– Ты нарушил как минимум одну клятву. Но мы оба знаем, как ты можешь это исправить.
– Да, наставник.
В неудобном деревянном табурете было больше жизни, чем в голосе Габриэля.
Когда дверь закрылась, Пачеко подумал, должны ли гордость и тщеславие помешать ему отпраздновать этот последний успех. Не каждый день раб добровольно возвращается в неволю, так хорошо тренированный, чтобы самому высечь себя.

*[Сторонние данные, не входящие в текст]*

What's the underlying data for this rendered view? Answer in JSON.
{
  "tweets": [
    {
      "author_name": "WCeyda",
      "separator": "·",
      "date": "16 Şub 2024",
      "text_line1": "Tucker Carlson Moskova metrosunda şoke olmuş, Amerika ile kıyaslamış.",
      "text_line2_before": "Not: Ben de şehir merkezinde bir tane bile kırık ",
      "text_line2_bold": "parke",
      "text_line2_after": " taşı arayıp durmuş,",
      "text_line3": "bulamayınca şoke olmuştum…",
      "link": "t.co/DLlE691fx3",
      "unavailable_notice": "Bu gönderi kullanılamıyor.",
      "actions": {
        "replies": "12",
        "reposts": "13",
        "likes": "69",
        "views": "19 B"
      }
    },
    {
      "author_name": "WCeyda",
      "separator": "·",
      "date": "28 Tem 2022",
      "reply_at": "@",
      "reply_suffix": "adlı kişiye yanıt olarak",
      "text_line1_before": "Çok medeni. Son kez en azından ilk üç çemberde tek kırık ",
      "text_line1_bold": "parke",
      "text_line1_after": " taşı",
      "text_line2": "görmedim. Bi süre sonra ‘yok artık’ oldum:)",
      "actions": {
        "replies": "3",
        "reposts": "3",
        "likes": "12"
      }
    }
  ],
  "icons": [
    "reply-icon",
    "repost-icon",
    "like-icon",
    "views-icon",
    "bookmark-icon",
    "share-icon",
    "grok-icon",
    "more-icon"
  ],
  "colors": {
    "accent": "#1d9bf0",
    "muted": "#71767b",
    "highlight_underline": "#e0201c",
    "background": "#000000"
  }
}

А если Габриэль действительно поддался чарам англичанки, наказание, которое он наложит на себя, наверняка будет гораздо суровее, чем мог вообразить даже Пачеко.
И это заставило его улыбнуться.
Ад,а уже в четвертый раз выдернула свою руку из руки Фернана и бросила на него очередной предупреждающий взгляд. Этот странный шут не знал никаких границ приличия. Однако он был достаточно любезен и отвлекал ее от упорно возвращающихся мыслей.

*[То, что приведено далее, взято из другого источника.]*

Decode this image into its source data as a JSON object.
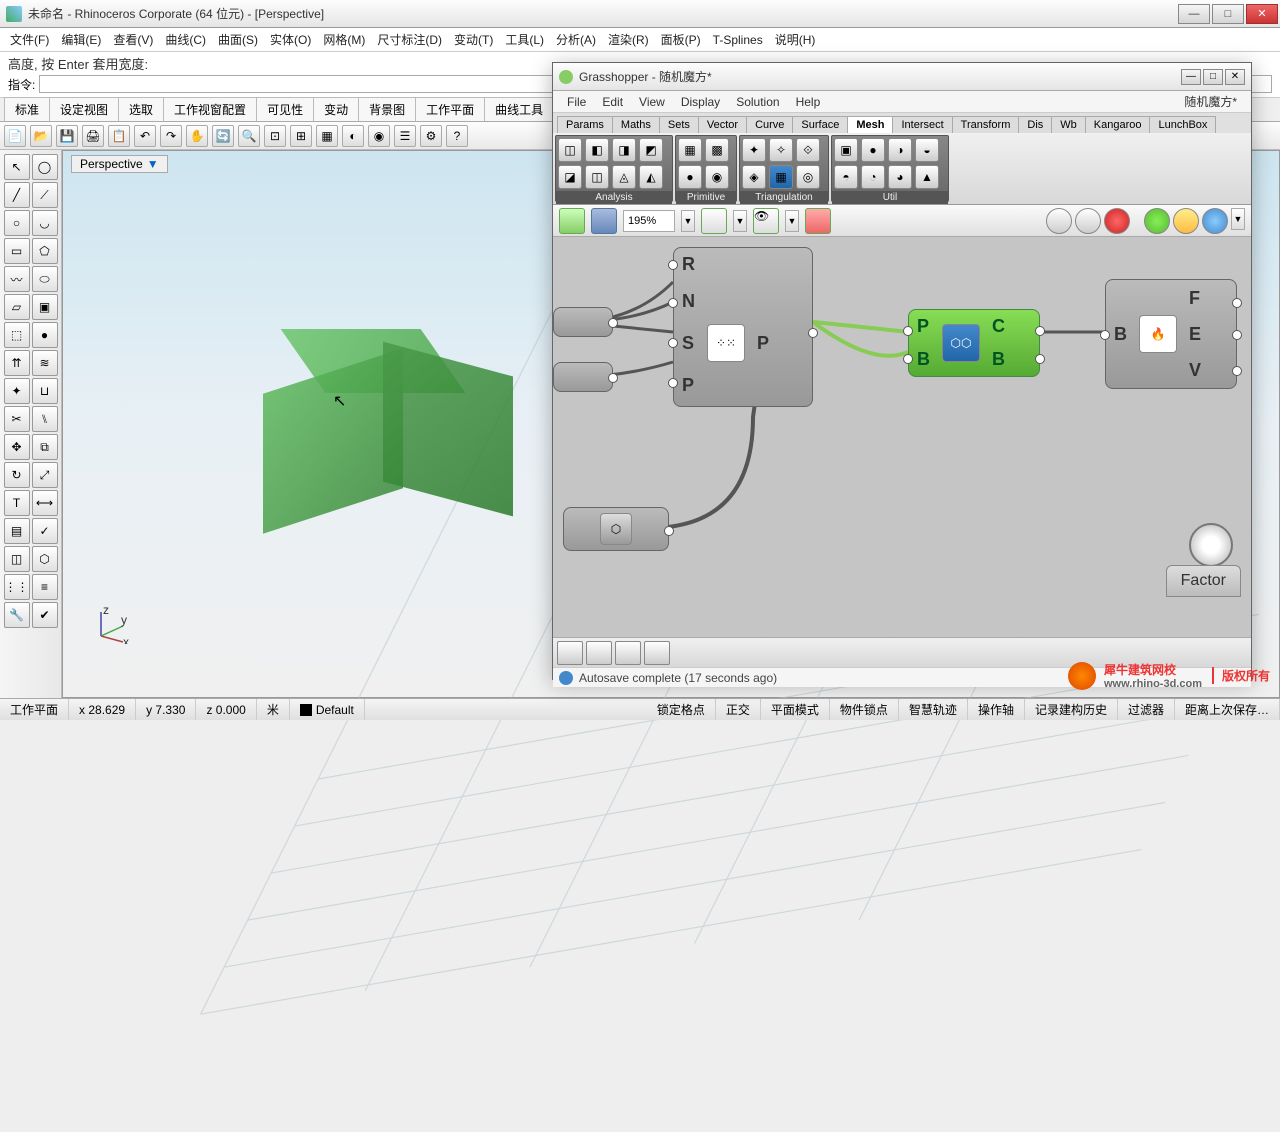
{
  "title": "未命名 - Rhinoceros Corporate (64 位元) - [Perspective]",
  "menu": [
    "文件(F)",
    "编辑(E)",
    "查看(V)",
    "曲线(C)",
    "曲面(S)",
    "实体(O)",
    "网格(M)",
    "尺寸标注(D)",
    "变动(T)",
    "工具(L)",
    "分析(A)",
    "渲染(R)",
    "面板(P)",
    "T-Splines",
    "说明(H)"
  ],
  "cmd_prompt": "高度, 按 Enter 套用宽度:",
  "cmd_label": "指令:",
  "tabs": [
    "标准",
    "设定视图",
    "选取",
    "工作视窗配置",
    "可见性",
    "变动",
    "背景图",
    "工作平面",
    "曲线工具"
  ],
  "viewport_label": "Perspective",
  "status": {
    "plane": "工作平面",
    "x": "x 28.629",
    "y": "y 7.330",
    "z": "z 0.000",
    "unit": "米",
    "layer": "Default",
    "cells": [
      "锁定格点",
      "正交",
      "平面模式",
      "物件锁点",
      "智慧轨迹",
      "操作轴",
      "记录建构历史",
      "过滤器",
      "距离上次保存…"
    ]
  },
  "gh": {
    "title": "Grasshopper - 随机魔方*",
    "doc": "随机魔方*",
    "menu": [
      "File",
      "Edit",
      "View",
      "Display",
      "Solution",
      "Help"
    ],
    "tabs": [
      "Params",
      "Maths",
      "Sets",
      "Vector",
      "Curve",
      "Surface",
      "Mesh",
      "Intersect",
      "Transform",
      "Dis",
      "Wb",
      "Kangaroo",
      "LunchBox"
    ],
    "active_tab": "Mesh",
    "groups": [
      "Analysis",
      "Primitive",
      "Triangulation",
      "Util"
    ],
    "zoom": "195%",
    "node1": {
      "ports": [
        "R",
        "N",
        "P",
        "S",
        "P"
      ]
    },
    "node2": {
      "in": [
        "P",
        "B"
      ],
      "out": [
        "C",
        "B"
      ]
    },
    "node3": {
      "in": [
        "B"
      ],
      "out": [
        "F",
        "E",
        "V"
      ]
    },
    "factor": "Factor",
    "status": "Autosave complete (17 seconds ago)"
  },
  "watermark": {
    "brand": "犀牛建筑网校",
    "url": "www.rhino-3d.com",
    "cr": "版权所有"
  }
}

– А вот это вход в собор, – сказал он с небрежной непочтительностью. – Я не знаю, почему некоторые из святых братьев вообще утруждают себя, выходя отсюда. Они ведь почти весь день проводят здесь.
– Ты смеешься над верой, – сказала Бланка. – Почему?

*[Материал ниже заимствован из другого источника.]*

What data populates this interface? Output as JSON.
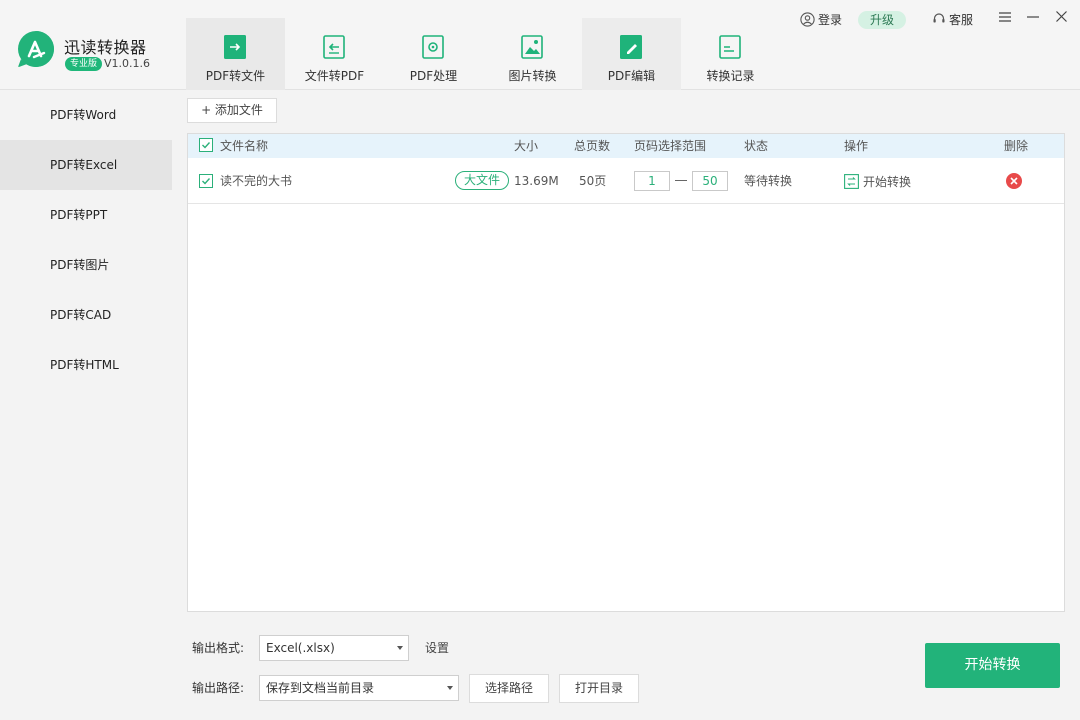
{
  "app": {
    "title": "迅读转换器",
    "edition": "专业版",
    "version": "V1.0.1.6"
  },
  "topbar": {
    "login": "登录",
    "upgrade": "升级",
    "service": "客服",
    "menu_icon": "hamburger-icon",
    "minimize_icon": "minimize-icon",
    "close_icon": "close-icon"
  },
  "tabs": [
    {
      "label": "PDF转文件",
      "icon": "pdf-export-icon"
    },
    {
      "label": "文件转PDF",
      "icon": "file-import-icon"
    },
    {
      "label": "PDF处理",
      "icon": "pdf-process-icon"
    },
    {
      "label": "图片转换",
      "icon": "image-convert-icon"
    },
    {
      "label": "PDF编辑",
      "icon": "pdf-edit-icon"
    },
    {
      "label": "转换记录",
      "icon": "history-icon"
    }
  ],
  "sidebar": {
    "items": [
      {
        "label": "PDF转Word"
      },
      {
        "label": "PDF转Excel"
      },
      {
        "label": "PDF转PPT"
      },
      {
        "label": "PDF转图片"
      },
      {
        "label": "PDF转CAD"
      },
      {
        "label": "PDF转HTML"
      }
    ],
    "active_index": 1
  },
  "main": {
    "add_file": "+ 添加文件",
    "columns": {
      "name": "文件名称",
      "size": "大小",
      "pages": "总页数",
      "range": "页码选择范围",
      "status": "状态",
      "action": "操作",
      "delete": "删除"
    },
    "rows": [
      {
        "name": "读不完的大书",
        "tag": "大文件",
        "size": "13.69M",
        "pages": "50页",
        "range_from": "1",
        "range_to": "50",
        "status": "等待转换",
        "action": "开始转换"
      }
    ]
  },
  "bottom": {
    "format_label": "输出格式:",
    "format_value": "Excel(.xlsx)",
    "settings": "设置",
    "path_label": "输出路径:",
    "path_value": "保存到文档当前目录",
    "choose_path": "选择路径",
    "open_dir": "打开目录",
    "start": "开始转换"
  },
  "colors": {
    "accent": "#22b37a",
    "header_bg": "#e6f3fb",
    "delete": "#e84a4a"
  }
}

– Потому что они смеются надо мной.
– Тогда зачем вообще идти в монастырь?
Фернан улыбнулся Аде.
– Твоя новая подружка нахальная. Она мне нравится.
Ада обменялась смущенным взглядом с Бланкой. У той, похоже, хватало терпения на разных людей, независимо от их недостатков.
– Мне она тоже нравится, но, наверное, по другим причинам.
Фернан пожал плечами и поднял глаза на покрытую затейливым узором арку собора.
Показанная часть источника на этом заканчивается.